"And after that, we'll be eating sawdust and caterpillars."
"Amazing."
Silence. A long stretch of it, and that was when Chelsea belatedly realized Kelly might be on to her at last.
"I'm sorry." Chelsea met the other woman's gaze in sheepish apology.
It had been over a week since Kelly had been assigned to her, and in that time Chelsea had learned two things: Kelly was terrifyingly good at her job, and Kelly had absolutely no idea what to do with a boss's wife who wanted to be her friend.
Chelsea adored her.
Kelly did not yet know what to do with being adored by Chelsea, which was part of what made the whole thing so enjoyable.
"Do I even want to know why you're unusually distrac—-" Oh no. The moment Kelly saw Chelsea's face light up, she knew right away she had said the wrong thing. "Forget it," she said quickly. "I don't even—-"
"But you already asked," her billionaire boss's wife argued, "and I already heard you, and so you can't take it back."
Kelly looked at her watch. "Oh, will you look at that? I just remembered I have another meeting to attend to."
She was already turning around and heading to the elevator, but since she was wearing three-inch heels while the younger woman, like always, was so much more mobile in her comfortable pair of Mary Janes—-
"You have to hear me out, Kelliebear."
Not only was it impossible to outrun Chelsea—-
"I don't know who Kelliebear is—-"
But so was freeing herself from Chelsea's arm that was suddenly tucked around hers, which was like trying to get away from a mousetrap.
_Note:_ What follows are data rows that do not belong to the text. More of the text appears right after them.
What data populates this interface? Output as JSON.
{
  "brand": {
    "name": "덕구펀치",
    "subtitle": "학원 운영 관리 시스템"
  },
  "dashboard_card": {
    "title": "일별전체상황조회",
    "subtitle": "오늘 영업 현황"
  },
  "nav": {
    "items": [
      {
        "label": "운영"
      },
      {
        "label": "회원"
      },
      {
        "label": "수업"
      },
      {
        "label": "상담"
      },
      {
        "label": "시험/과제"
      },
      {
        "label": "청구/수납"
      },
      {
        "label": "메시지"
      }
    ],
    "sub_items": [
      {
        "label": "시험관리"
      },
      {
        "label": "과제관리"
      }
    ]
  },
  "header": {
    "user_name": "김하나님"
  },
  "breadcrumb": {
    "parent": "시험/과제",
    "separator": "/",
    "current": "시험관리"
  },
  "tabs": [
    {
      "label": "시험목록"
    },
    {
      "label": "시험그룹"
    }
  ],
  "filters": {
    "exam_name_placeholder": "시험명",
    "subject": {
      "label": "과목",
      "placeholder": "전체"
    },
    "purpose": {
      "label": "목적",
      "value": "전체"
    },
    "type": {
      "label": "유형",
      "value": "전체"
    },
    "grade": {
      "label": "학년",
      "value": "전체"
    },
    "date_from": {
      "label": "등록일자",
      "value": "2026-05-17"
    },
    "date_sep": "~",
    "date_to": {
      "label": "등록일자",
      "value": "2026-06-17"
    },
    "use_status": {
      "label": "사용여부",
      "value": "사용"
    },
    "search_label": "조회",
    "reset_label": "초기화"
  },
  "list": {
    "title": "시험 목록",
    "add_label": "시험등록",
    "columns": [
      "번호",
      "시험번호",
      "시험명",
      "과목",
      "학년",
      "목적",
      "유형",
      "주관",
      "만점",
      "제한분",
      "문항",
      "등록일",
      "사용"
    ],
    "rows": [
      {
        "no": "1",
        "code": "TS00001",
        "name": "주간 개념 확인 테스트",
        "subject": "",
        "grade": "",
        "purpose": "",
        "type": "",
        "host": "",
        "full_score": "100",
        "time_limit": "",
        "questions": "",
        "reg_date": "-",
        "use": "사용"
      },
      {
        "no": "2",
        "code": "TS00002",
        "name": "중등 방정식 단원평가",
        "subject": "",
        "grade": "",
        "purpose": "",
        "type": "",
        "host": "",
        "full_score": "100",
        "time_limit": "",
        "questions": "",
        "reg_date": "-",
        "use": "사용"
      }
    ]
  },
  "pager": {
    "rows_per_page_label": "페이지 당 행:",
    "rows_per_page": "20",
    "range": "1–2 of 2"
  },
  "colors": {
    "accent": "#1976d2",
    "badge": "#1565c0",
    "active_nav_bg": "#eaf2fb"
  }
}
"He agreed to read it, Kelliebear!"
"I'm really busy—-"
"Sienah told me that he's always politely turned them down, but he said yes right away, and that means something, right? It does, right? We can hope, right?"
Chelsea was beaming, and Kelly made the mistake of looking at her directly, which was always a tactical error because the girl's happiness was so uncontained and so genuine that it did something to Kelly's reserve that she would never, under any circumstances, admit to.
And that was the thing about Chelsea Cannizzaro that Kelly had never figured out how to defend against. Most people who were relentlessly nice were performing. Kelly had spent fourteen years in corporate communications and she could spot a performance from three floors away. But Chelsea wasn't performing. Chelsea was simply, bafflingly, inconveniently sincere, and the sincerity wasn't a strategy, it was a condition, like her limp or her inability to pass a person without making them feel like they mattered.
It was, professionally speaking, the most disarming thing Kelly had ever encountered. And she had no protocol for it.
It was also the reason Kelly had, three days ago, done something she had never done in fourteen years of working with executives and their families: she had gone home and told her cat about her day. Not the meetings or the briefings or the schedule. The fact that Chelsea Cannizzaro had noticed Kelly rotating her wrist during a long briefing, and the next morning there was a small tube of arnica cream on Kelly's desk with a sticky note that saidFor the wrist! I used to get those cramps too in rehab. This brand is the best, I promise!!with three exclamation marks and a smiley face.
Kelly had stared at that note for a long time.
Then she had put the cream in her desk drawer and used it every day since and told absolutely no one.
The elevator doors opened, and Chelsea was still beaming as she pulled Kelly inside, and the last thing anyone on the floor noticed before the doors closed was Kelly's expression, the long-suffering, slightly bewildered look of a woman who had built her entire career on composure and was watching it get dismantled, daily, by a girl who called her Kelliebear and meant it.
The elevator descended, and in its wake, the floor settled back into its usual rhythm.
Rhea watched Ms. Nobody from Nowhere disappear behind those closing doors with her assistant.
Herassistant. The one that should have been Rhea's, if things had gone the way they were supposed to go.
Because things were supposed to go a certain way. Rhea had made sure of it. Two years of positioning herself at this desk, two years of arriving early and staying late and making sure she was at her post, impeccable and camera-ready, for the ninety-second window each morning when the boss crossed the lobby toward his private elevator bank. She had studied what he liked. She had dressed for it. She had done the work.
And instead, he had ended up with a girl who had done nothing. Who had simply walked into this lobby with a limp and a Bible and a cotton dress covered in flowers, and smiled, and the whole building had rearranged itself around her like she was magnetic north and everyone else had been pointing in the wrong direction.